Duke Surrenders Carolina Wind Lease as Trump Buyout Program Redirects Billions to Gas
The administration's $2.6 billion offshore wind exit is funneling capital toward natural gas infrastructure, creating a structural demand tailwind for a market where Henry Hub now trades above $3.
Duke Energy surrendered its undeveloped offshore wind lease in the Carolina Long Bay area on Monday (2026-06-29), accepting partial reimbursement from the U.S. Department of the Interior in exchange for rights the company originally acquired for $155 million in 2022.4
Interior valued the lease at $129 million, describing it as a "very early stage" project, and stipulated that Duke reinvest the same amount in additional generating capacity for Carolinas customers.4 The utility had projected the site could support up to 1.6 gigawatts of potential offshore wind — enough to power approximately 375,000 homes — contingent on regulatory approval. That optionality is now closed out.
Duke's deal is the latest in a systematic federal program. Across nine lease areas, the Trump administration has agreed to pay more than $2.6 billion to terminate offshore wind development rights, with recovered funds steered toward specific alternative projects including oil, gas and geothermal.4 On June 17 (2026-06-17), the Interior Department reached a separate $765 million agreement with Invenergy to close its offshore leases, directing those proceeds toward natural gas-fired power plants in Indiana, Wisconsin, Iowa, Kansas and Missouri, as well as geothermal development in the western United States.3
The implication for gas supply investment is direct. NYMEX Henry Hub front-month traded at $3.21 on Wednesday (2026-07-01), and the program is effectively underwriting a new cohort of gas generation capacity in Midwest markets where coal retirement timelines and load growth from data centers have created visible resource adequacy pressure.3
Golden State Wind, a joint venture between Ocean Winds and Reventus Power, earlier settled for approximately $120 million in refunded lease fees.5 A coalition challenging the broader policy argues that the termination of $2.7 billion in clean energy awards — including $1.2 billion for California's ARCHES clean hydrogen hub — represents an unconstitutional violation of congressional appropriations.5 That legal challenge has not yet slowed the pace of settlements.
The gas market context complicates the picture. EIA data show marketed natural gas production in the Lower 48 averaged 117.2 billion cubic feet per day in the first quarter of 2026, a 4% increase year-on-year, with the agency forecasting a further 3% increase for the full year driven largely by Permian growth to 29.2 Bcf/d.2 Storage inventories were running 141 billion cubic feet above year-ago levels as of late May, roughly 8% above the prior year.1 That surplus has capped the front-month price for most of 2026.

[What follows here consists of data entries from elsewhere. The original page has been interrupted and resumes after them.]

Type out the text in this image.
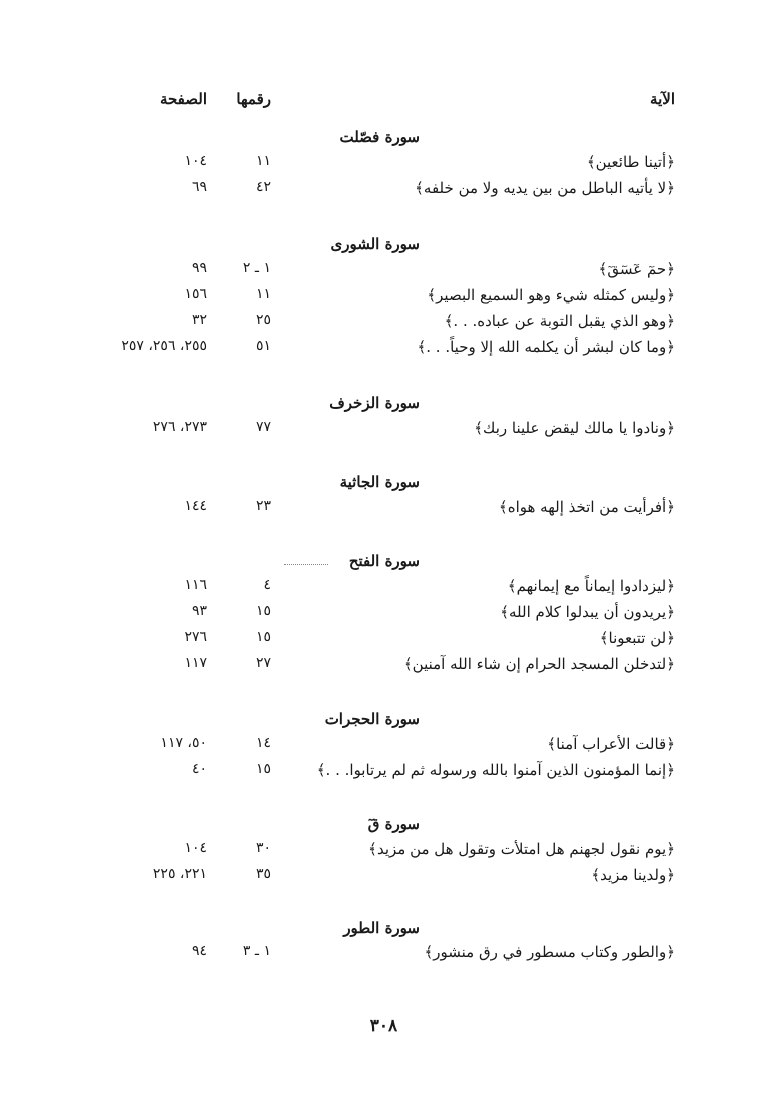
الآية
رقمها
الصفحة
سورة فصّلت
﴿أتينا طائعين﴾
١١
١٠٤
﴿لا يأتيه الباطل من بين يديه ولا من خلفه﴾
٤٢
٦٩
سورة الشورى
﴿حمٓ عٓسٓقٓ﴾
١ ـ ٢
٩٩
﴿وليس كمثله شيء وهو السميع البصير﴾
١١
١٥٦
﴿وهو الذي يقبل التوبة عن عباده. . .﴾
٢٥
٣٢
﴿وما كان لبشر أن يكلمه الله إلا وحياً. . .﴾
٥١
٢٥٥، ٢٥٦، ٢٥٧
سورة الزخرف
﴿ونادوا يا مالك ليقض علينا ربك﴾
٧٧
٢٧٣، ٢٧٦
سورة الجاثية
﴿أفرأيت من اتخذ إلهه هواه﴾
٢٣
١٤٤
سورة الفتح
﴿ليزدادوا إيماناً مع إيمانهم﴾
٤
١١٦
﴿يريدون أن يبدلوا كلام الله﴾
١٥
٩٣
﴿لن تتبعونا﴾
١٥
٢٧٦
﴿لتدخلن المسجد الحرام إن شاء الله آمنين﴾
٢٧
١١٧
سورة الحجرات
﴿قالت الأعراب آمنا﴾
١٤
٥٠، ١١٧
﴿إنما المؤمنون الذين آمنوا بالله ورسوله ثم لم يرتابوا. . .﴾
١٥
٤٠
سورة قٓ
﴿يوم نقول لجهنم هل امتلأت وتقول هل من مزيد﴾
٣٠
١٠٤
﴿ولدينا مزيد﴾
٣٥
٢٢١، ٢٢٥
سورة الطور
﴿والطور وكتاب مسطور في رق منشور﴾
١ ـ ٣
٩٤
٣٠٨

But the wind buyout program is building a structural commitment to gas-fired generation on a multi-year horizon, with new combined-cycle capacity in Midwest grid territories where gas holds a competitive edge over residual coal. The EIA projects Haynesville production to grow 6% in 2026 and 8% in 2027, partly anticipating incremental gas loads from this pipeline of new capacity.2
The mechanism matters for demand more than near-term spot prices. New combined-cycle plant in load-growth markets consumes base-load volumes rather than peaking supplies, creating long-dated contracted demand that may not register in weekly EIA storage reports for two or three years.
What the program has not resolved is execution timing. Duke described the Carolina lease as "very early stage," and Interior's $129 million valuation reflected the absence of any permitted infrastructure.4 Whether the redirected capital flows into operational gas turbines before the next federal election cycle remains the central risk — a developer choosing between a greenfield gas plant in Indiana and an early-stage offshore wind permit faces permitting timelines that may not differ as sharply as the policy shift implies.